USS Connecticut: Navy investigation finds that US nuclear-powered submarine hit unknown submarine

The USS Connecticut had been operating in the disputed waterway when it hit the object on October 2, but it was unclear at the time what it had hit.

“The investigation established that the USS CONNECTICUT was grounded on an unknown sea mountain while operating in international waters in the Indo-Pacific region,” a 7th Fleet spokesman told CNN in a statement. The US 7th Fleet operates in the Western Pacific and Indian Oceans.

Although the Seawolf-class submarine suffered some damage to crew members and some damage, the Navy said the nuclear propulsion system was not damaged in the accident. None of the injuries were life-threatening.

The command study for the USS Connecticut has been submitted to the Vice President. Karl Thomas, commander of the 7th Fleet, for his review, according to the statement. Thomas will decide whether “follow-up actions, including accountability, are appropriate.”

USNI News was the first to report the results of the survey.

The collision came at a particularly sensitive time in US-China relations as the Chinese military sent waves of aircraft into Taiwan’s air defense identification zone. On the day of the crash, China flew 39 aircraft into the air force identification zone. Two days later, China flew a record 56 planes into the zone in a 24-hour period.

China reiterates its firm opposition to US-Taiwan military contact in response to CNN interview

Although the number of whims subsided in a short period of time, they have since resumed. On Sunday, Taiwan’s Defense Ministry said eight planes from the People’s Liberation Army entered the air force’s identification zone, while another six flew in on Monday.

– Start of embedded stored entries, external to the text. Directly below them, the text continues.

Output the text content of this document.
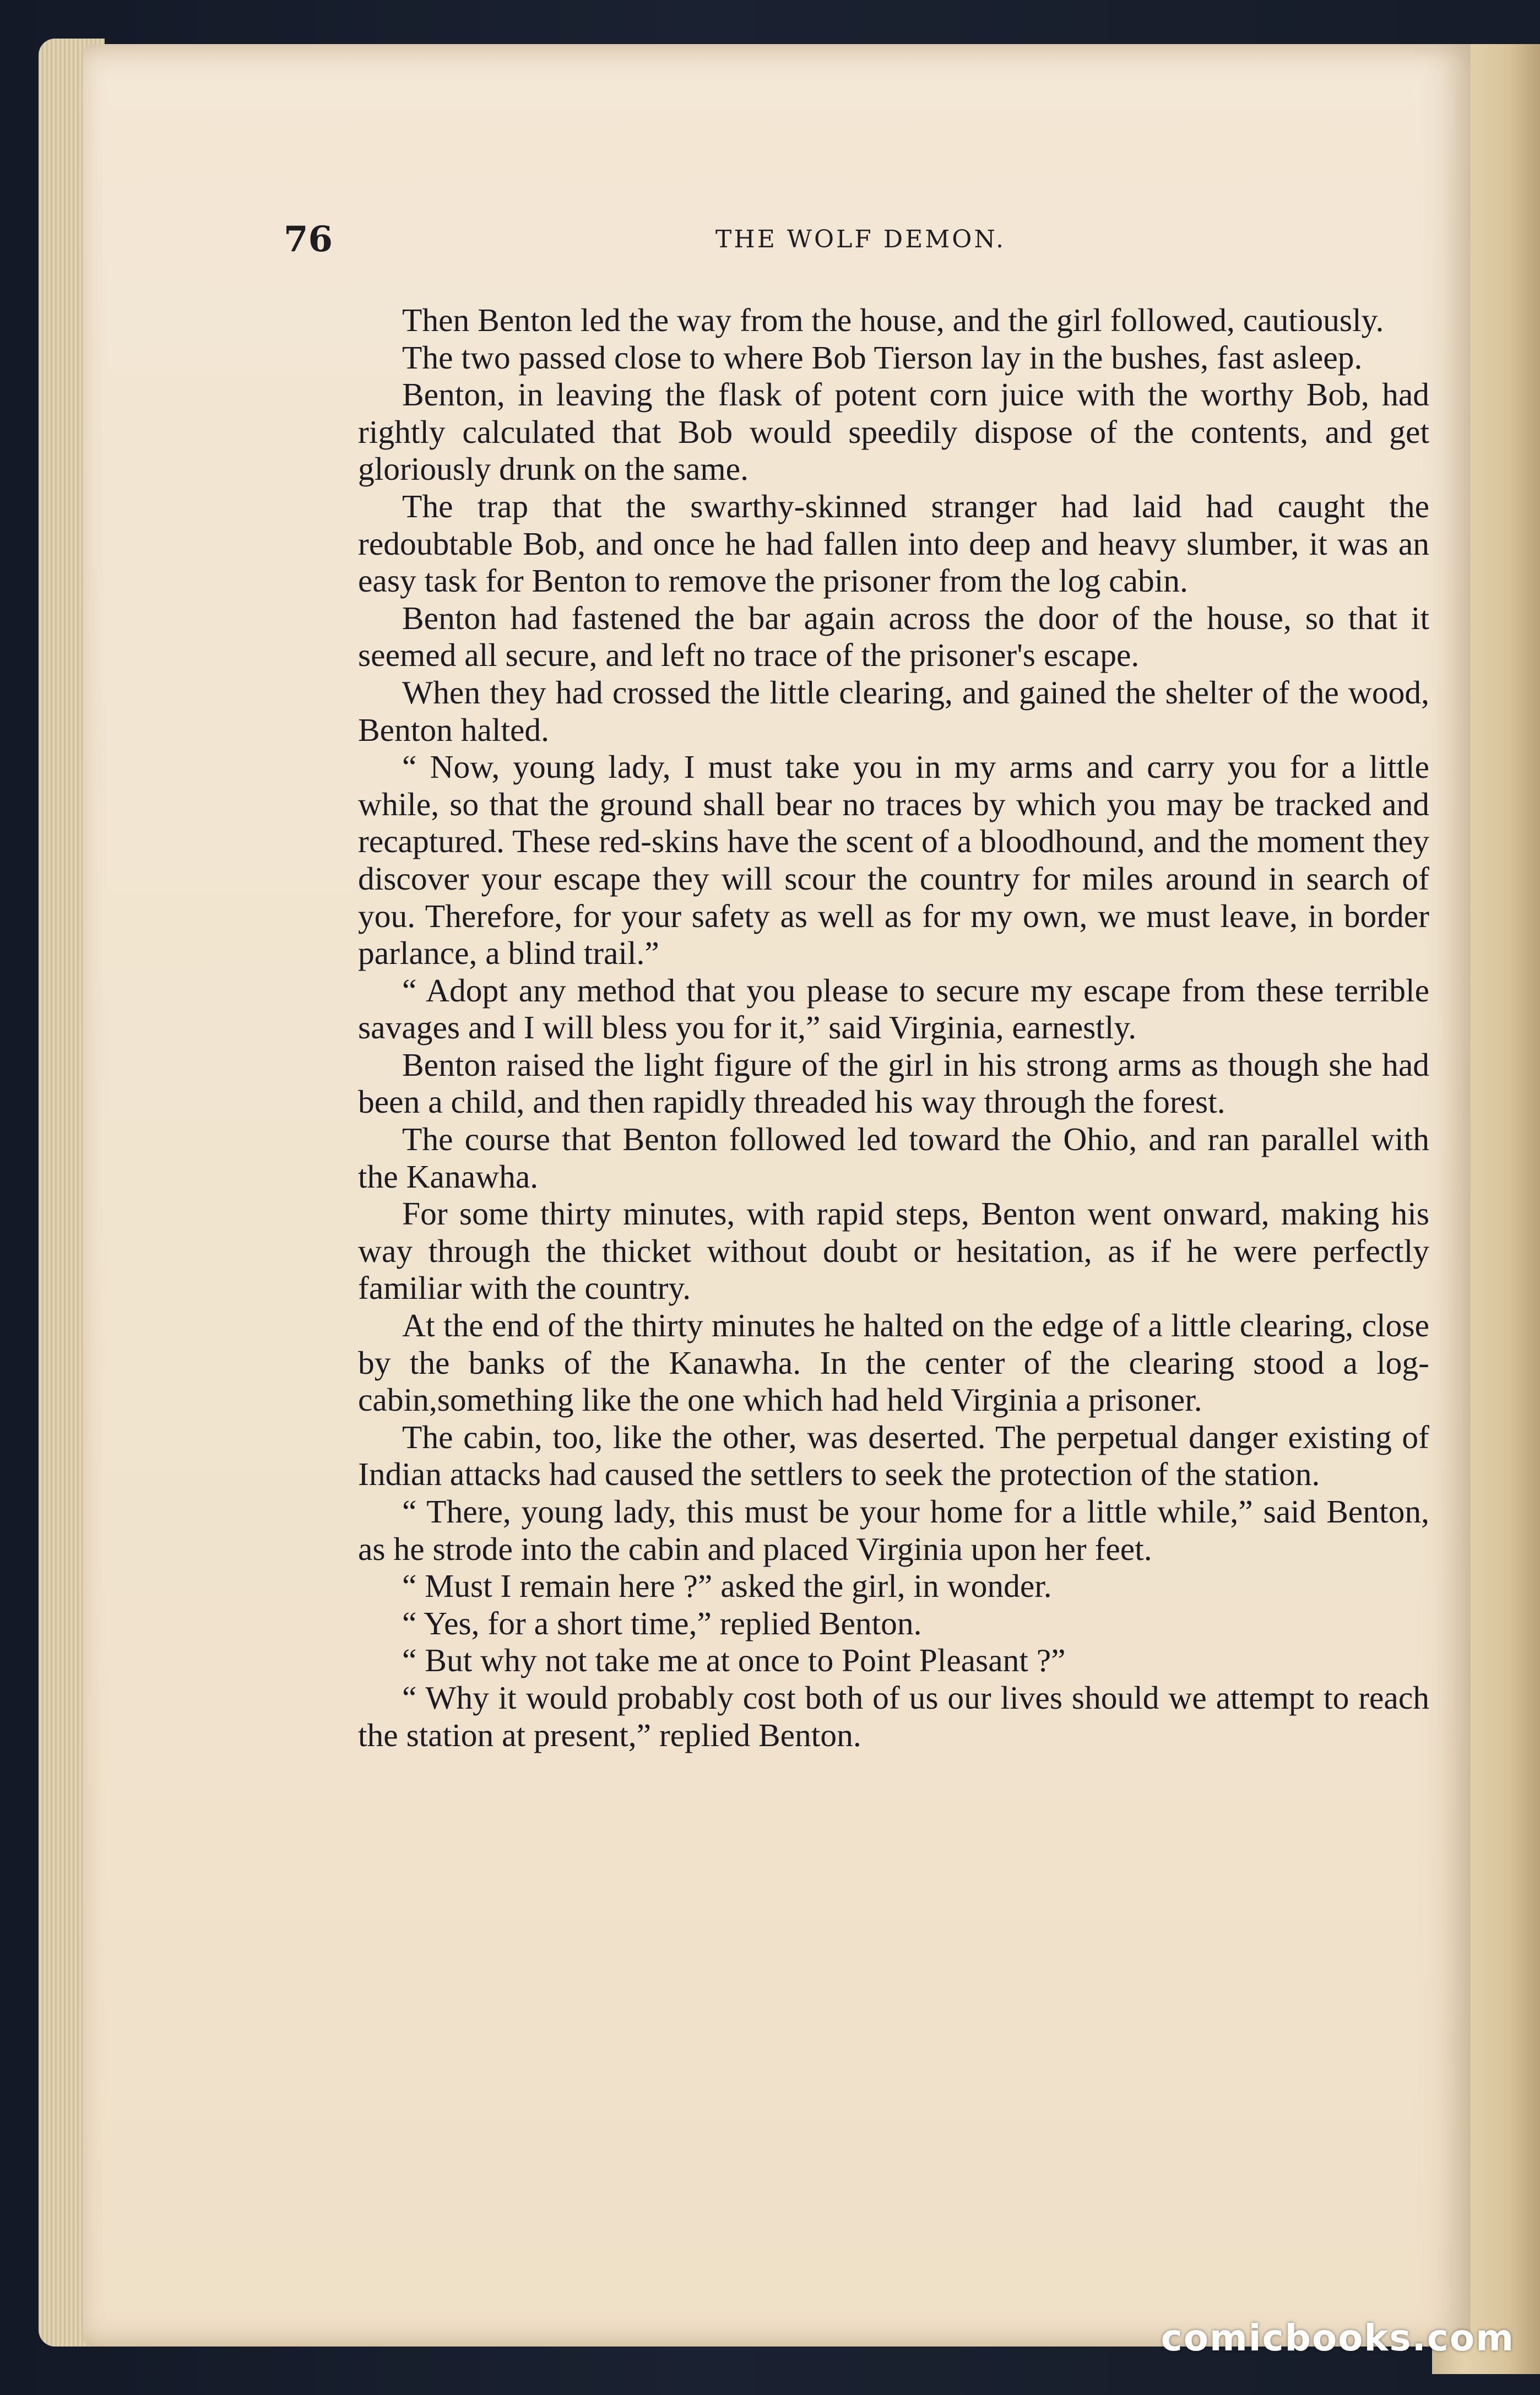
76	THE WOLF DEMON.

Then Benton led the way from the house, and the girl followed, cautiously.

The two passed close to where Bob Tierson lay in the bushes, fast asleep.

Benton, in leaving the flask of potent corn juice with the worthy Bob, had rightly calculated that Bob would speedily dispose of the contents, and get gloriously drunk on the same.

The trap that the swarthy-skinned stranger had laid had caught the redoubtable Bob, and once he had fallen into deep and heavy slumber, it was an easy task for Benton to remove the prisoner from the log cabin.

Benton had fastened the bar again across the door of the house, so that it seemed all secure, and left no trace of the prisoner's escape.

When they had crossed the little clearing, and gained the shelter of the wood, Benton halted.

“ Now, young lady, I must take you in my arms and carry you for a little while, so that the ground shall bear no traces by which you may be tracked and recaptured. These red-skins have the scent of a bloodhound, and the moment they discover your escape they will scour the country for miles around in search of you. Therefore, for your safety as well as for my own, we must leave, in border parlance, a blind trail.”

“ Adopt any method that you please to secure my escape from these terrible savages and I will bless you for it,” said Virginia, earnestly.

Benton raised the light figure of the girl in his strong arms as though she had been a child, and then rapidly threaded his way through the forest.

The course that Benton followed led toward the Ohio, and ran parallel with the Kanawha.

For some thirty minutes, with rapid steps, Benton went onward, making his way through the thicket without doubt or hesitation, as if he were perfectly familiar with the country.

At the end of the thirty minutes he halted on the edge of a little clearing, close by the banks of the Kanawha. In the center of the clearing stood a log-cabin,something like the one which had held Virginia a prisoner.

The cabin, too, like the other, was deserted. The perpetual danger existing of Indian attacks had caused the settlers to seek the protection of the station.

“ There, young lady, this must be your home for a little while,” said Benton, as he strode into the cabin and placed Virginia upon her feet.

“ Must I remain here ?” asked the girl, in wonder.

“ Yes, for a short time,” replied Benton.

“ But why not take me at once to Point Pleasant ?”

“ Why it would probably cost both of us our lives should we attempt to reach the station at present,” replied Benton.

comicbooks.com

Meanwhile, tensions between Washington and Beijing have risen. Last week, US Secretary of State Antony Blinken called for Taiwan to have “meaningful participation” in the UN, calling Taiwan’s participation “not a political issue but a pragmatic one”.

The statement sparked an angry reprimand from Beijing, which sees union with the independently ruled island as one of its primary goals and vehemently opposes Taipei’s participation in international fora.

“Should the US side choose to continue playing the bad ‘Taiwan card’, it would inevitably pose seismic risks to China – US relations, seriously undermine peace and stability across the Taiwan Strait and seriously harm US interests.” Foreign Ministry spokesman Zhao Lijian said a day after Blinken’s statement.

Zhao also said Taipei’s current policy is “the greatest realistic threat to peace and stability across the Taiwan Strait.”

On Thursday, Taiwan’s defense minister openly acknowledged that US military personnel are training Taiwanese troops.

“The US military only helps train (our troops), but they are not based here,” Chiu Kuo-cheng said, according to Taiwan’s official Central News Agency.